La tensione è palpabile, e non solo nei palazzi del potere. In Pakistan, le manifestazioni davanti all’Alto commissariato indiano a Islamabad riflettono un’opinione pubblica sempre più stanca di essere il bersaglio di accuse cicliche da parte dell’India. In Kashmir, la paura è tornata a dominare la quotidianità; non solo per l’attentato — che ha colpito turisti e civili  — ma per la possibile risposta militare e per le sue conseguenze.

La popolazione kashmira, già duramente repressa dopo l’abolizione dello status speciale della regione nel 2019, esprime rabbia e frustrazione, ma anche timore per un futuro che si fa sempre più incerto. La revoca dell’autonomia, il controllo diretto di Nuova Delhi, le operazioni militari e la censura digitale hanno lasciato ferite profonde, e la nuova fiammata di violenza rischia di riaprirle.

Secondo gli analisti, l’India si trova ora a un bivio. Ashok Malik, ex consigliere politico del ministero degli esteri indiano, sostiene che “l’attacco ha innescato una reazione emotiva, ma anche una riflessione strategica: il trattato sull’Indo è una leva economica forte, ma l’opzione militare è concreta”. Parole che fanno eco alle valutazioni di Praveen Donthi dell’International Crisis Group: “Modi ha costruito una narrativa in cui il Pakistan è l’origine di tutti i mali in Kashmir. Ma questa narrazione offre poche vie d’uscita in caso di escalation. Se non si affrontano le vere radici del malcontento in Kashmir, il conflitto sarà destinato a perpetuarsi.”

Il rischio è che la spirale di accuse e contromisure sfoci in un ennesimo confronto armato. L’ultimo serio scontro tra India e Pakistan risale al 2019, quando un attacco suicida a Pulwama fu seguito da bombardamenti incrociati e dall’abbattimento di alcuni aerei. Anche allora si arrivò a un passo dalla guerra. Oggi, con le pressioni interne crescenti in entrambi i Paesi, il rischio che la politica cavalchi la rabbia popolare per fini nazionalistici appare più concreto che mai.

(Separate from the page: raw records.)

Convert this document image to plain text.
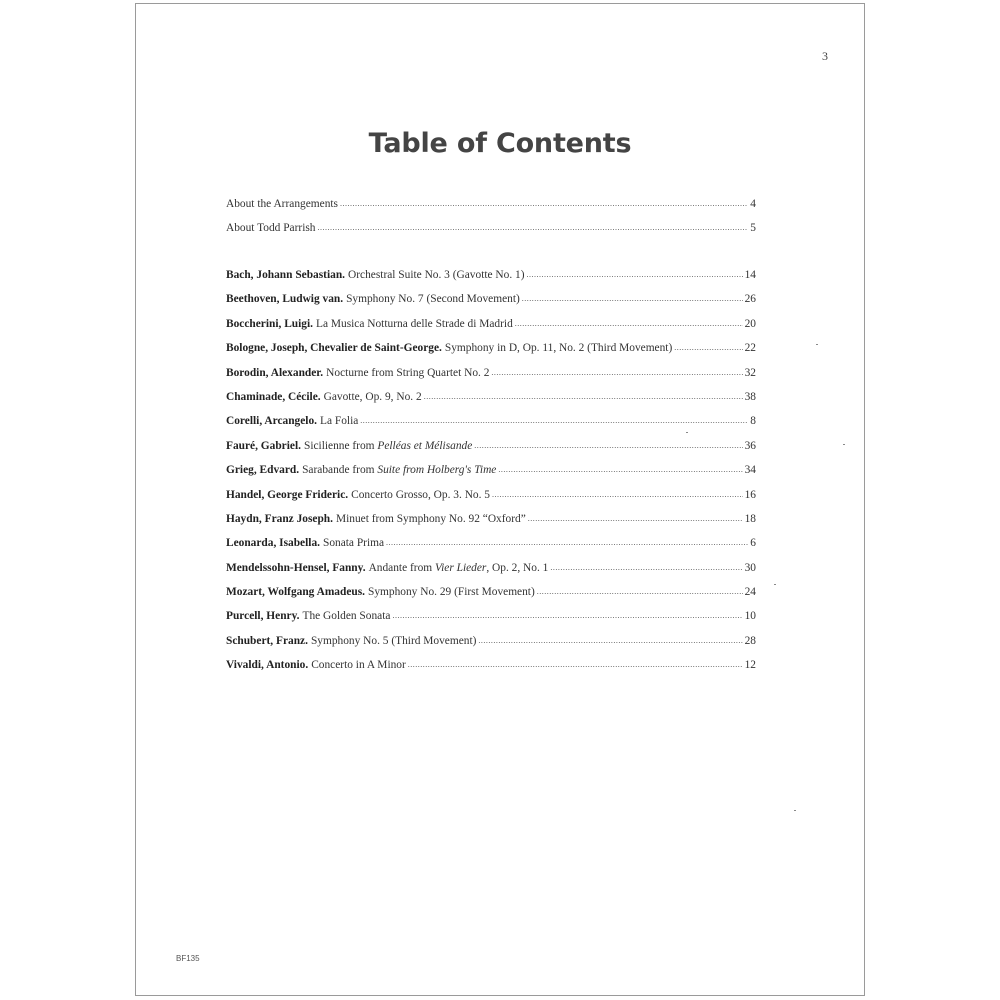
3
Table of Contents
About the Arrangements .....	4
About Todd Parrish .....	5
Bach, Johann Sebastian. Orchestral Suite No. 3 (Gavotte No. 1) .....	14
Beethoven, Ludwig van. Symphony No. 7 (Second Movement) .....	26
Boccherini, Luigi. La Musica Notturna delle Strade di Madrid .....	20
Bologne, Joseph, Chevalier de Saint-George. Symphony in D, Op. 11, No. 2 (Third Movement) .....	22
Borodin, Alexander. Nocturne from String Quartet No. 2 .....	32
Chaminade, Cécile. Gavotte, Op. 9, No. 2 .....	38
Corelli, Arcangelo. La Folia .....	8
Fauré, Gabriel. Sicilienne from Pelléas et Mélisande .....	36
Grieg, Edvard. Sarabande from Suite from Holberg's Time .....	34
Handel, George Frideric. Concerto Grosso, Op. 3. No. 5 .....	16
Haydn, Franz Joseph. Minuet from Symphony No. 92 “Oxford” .....	18
Leonarda, Isabella. Sonata Prima .....	6
Mendelssohn-Hensel, Fanny. Andante from Vier Lieder, Op. 2, No. 1 .....	30
Mozart, Wolfgang Amadeus. Symphony No. 29 (First Movement) .....	24
Purcell, Henry. The Golden Sonata .....	10
Schubert, Franz. Symphony No. 5 (Third Movement) .....	28
Vivaldi, Antonio. Concerto in A Minor .....	12
BF135
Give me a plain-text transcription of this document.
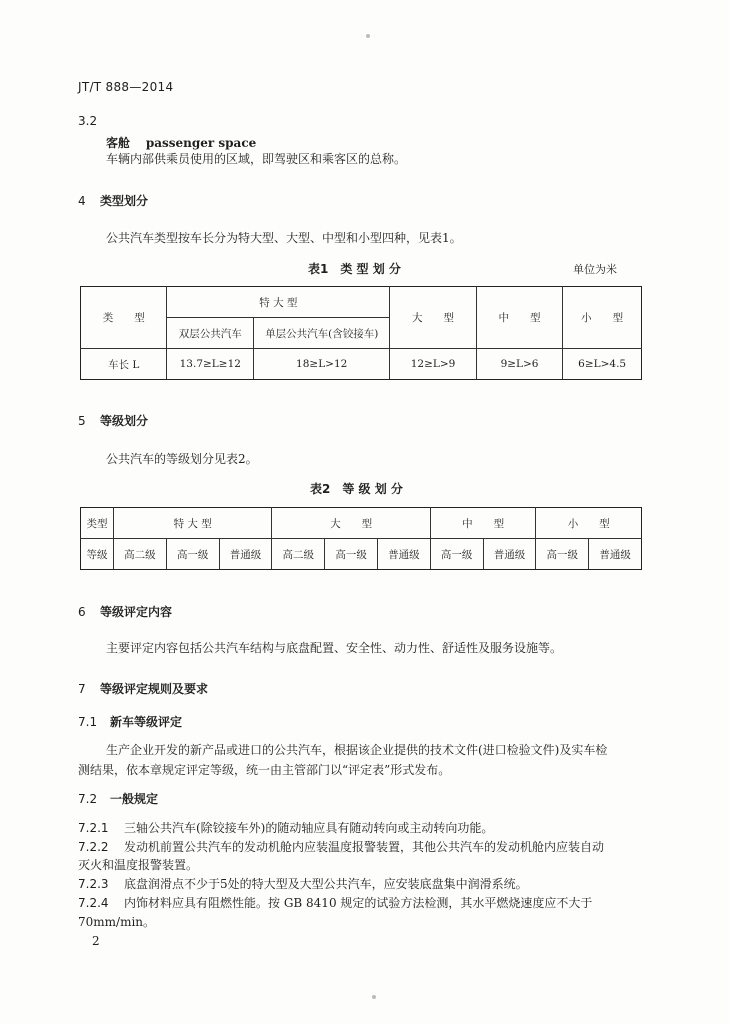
JT/T 888—2014
3.2
客舱 passenger space
车辆内部供乘员使用的区域，即驾驶区和乘客区的总称。
4 类型划分
公共汽车类型按车长分为特大型、大型、中型和小型四种，见表1。
表1　类 型 划 分	单位为米
类　　型	特 大 型		大　　型	中　　型	小　　型
	双层公共汽车	单层公共汽车(含铰接车)			
车长 L	13.7≥L≥12	18≥L>12	12≥L>9	9≥L>6	6≥L>4.5
5 等级划分
公共汽车的等级划分见表2。
表2　等 级 划 分
类型	特 大 型			大　　型			中　　型		小　　型	
等级	高二级	高一级	普通级	高二级	高一级	普通级	高一级	普通级	高一级	普通级
6 等级评定内容
主要评定内容包括公共汽车结构与底盘配置、安全性、动力性、舒适性及服务设施等。
7 等级评定规则及要求
7.1 新车等级评定
生产企业开发的新产品或进口的公共汽车，根据该企业提供的技术文件(进口检验文件)及实车检
测结果，依本章规定评定等级，统一由主管部门以“评定表”形式发布。
7.2 一般规定
7.2.1 三轴公共汽车(除铰接车外)的随动轴应具有随动转向或主动转向功能。
7.2.2 发动机前置公共汽车的发动机舱内应装温度报警装置，其他公共汽车的发动机舱内应装自动
灭火和温度报警装置。
7.2.3 底盘润滑点不少于5处的特大型及大型公共汽车，应安装底盘集中润滑系统。
7.2.4 内饰材料应具有阻燃性能。按 GB 8410 规定的试验方法检测，其水平燃烧速度应不大于
70mm/min。
2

Il conflitto del Kashmir si trascina dal 1947, dalla nascita dell’India (a prevalenza induista) e del Pakistan (a prevalenza islamico) come Stati indipendenti dall’impero coloniale britannico e dall’adesione del principato di Jammu e Kashmir all’India, non riconosciuta dal Pakistan. Entrambi i Paesi rivendicano l’intera regione, divisa tra il Territorio indiano di Jammu e Kashmir e le entità amministrative pachistane di Azad Kashmir e Gilgit-Baltistan.

La tensione ha causato conflitti sanguinosi già nel 1947, del 1965 e del 1999. Quello del Kashmir non è solo un conflitto tra due Stati, ma anche interno all’India, esploso soprattutto a partire dal 1989, anno delle prime azioni dei guerriglieri indipendentisti. Si stima che dagli anni Ottanta, tra le azioni pachistane e la repressione indiana, siano morte in Kashmir almeno 40 mila persone, per la maggioranza civili.